Encore un peu de champagne

Encore un peu de champagne

22 February 2019 0 By admin4943

Par Laurent Vercueil

Rennes, minuit, le 20 juillet 1902. Albert tend le bras vers l’obligeant qui aussitôt incline le goulot du magnum, et verse encore un peu de champagne dans la bolée. La nuit enveloppe le coureur et l’assistance, que l’admiration muette rend presqu’obséquieuse.  Il est minuit, et Rennes a déjà accueilli le premier coureur, déjà reparti en sens inverse depuis quelques minutes, vers le point de départ, Paramé.

De Paramé à Rennes, et de Rennes à Paramé, ça fait 155 kilomètres. Albert connait le coureur qui est devant lui, Eugène Besse, parce qu’il l’a côtoyé un long moment sur la partie aller. Si Albert ne se précipite pas à sa suite, et prend le temps de laisser le liquide pétiller dans la bolée, avant d’en boire encore une gorgée, c’est qu’il est en train de sentir revenir quelque chose en lui. Quelque chose qui gonfle et s’épanouit. Quelque chose qui va le projeter encore plus loin que son but, Paramé. Et ce quelque chose, c’est la confiance.

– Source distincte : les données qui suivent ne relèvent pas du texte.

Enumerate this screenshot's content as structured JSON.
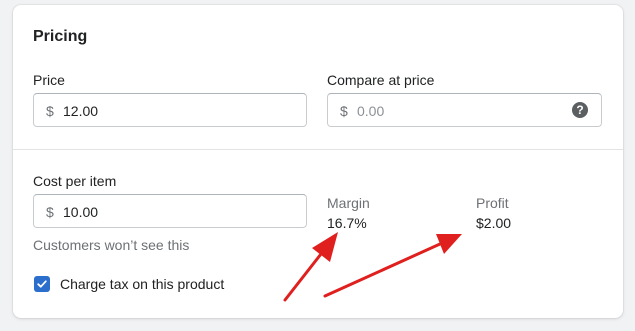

Avant Rennes, sa moyenne avait brutalement chuté, et des coureurs l’avaient dépassé sans un regard. Jambes de bois, douleurs à l’estomac, tête qui se vide, envie que tout s’arrête. Il s’était obstiné, et Rennes, la mi-parcours, avait émergé de la nuit. Alors, il s’était assis, et avait tendu le bras. C’est le champagne qui était venu à lui.

À présent, comme grisé par le champagne et la perspective du retour vers le point de départ (et l’arrivée), des foulées qui l’attendaient, déjà plein de l’ivresse de la course, Albert se laissait envahir par une confiance océanique, et pouvait même sentir cette confiance le porter au-delà des océans. Las, il ne s’arrêterait pas à Paramé, mais sa course se poursuivrait en Amérique où il émigrerait, puisque tel son destin lui apparaissait désormais.

Et là-bas, sa course continuerait. Il participerait au marathon des Jeux Olympiques de Saint-Louis, Missouri, ceux qui auront lieu en 2004. Et s’il est sacré vice-champion olympique de marathon, ce sera sous la bannière de son club, the Chicago Athletic Association, aussi sa médaille sera-t-elle considérée comme américaine et non française. Et son nom, subtilement, passerait du Coray au Corey, plus adapté à la langue anglaise… prodige du champagne, qui dévoile tout un avenir en quelques instants…

Albert se lève et, ce faisant, renverse la bolée. En roulant sous le banc, un reste de champagne s’écoule dans la rigole. Albert est déjà parti. Il va remonter Eugène Besse et remportera la course, arrivant à Paramé à midi trente-quatre, après 20 h 34 de course.

L’année suivante, il émigre aux États-Unis, termine deuxième du marathon des JO de Saint-Louis, participe à d’autres courses aux États-Unis, embrasse une carrière de briseur de grève, puis disparait des radars.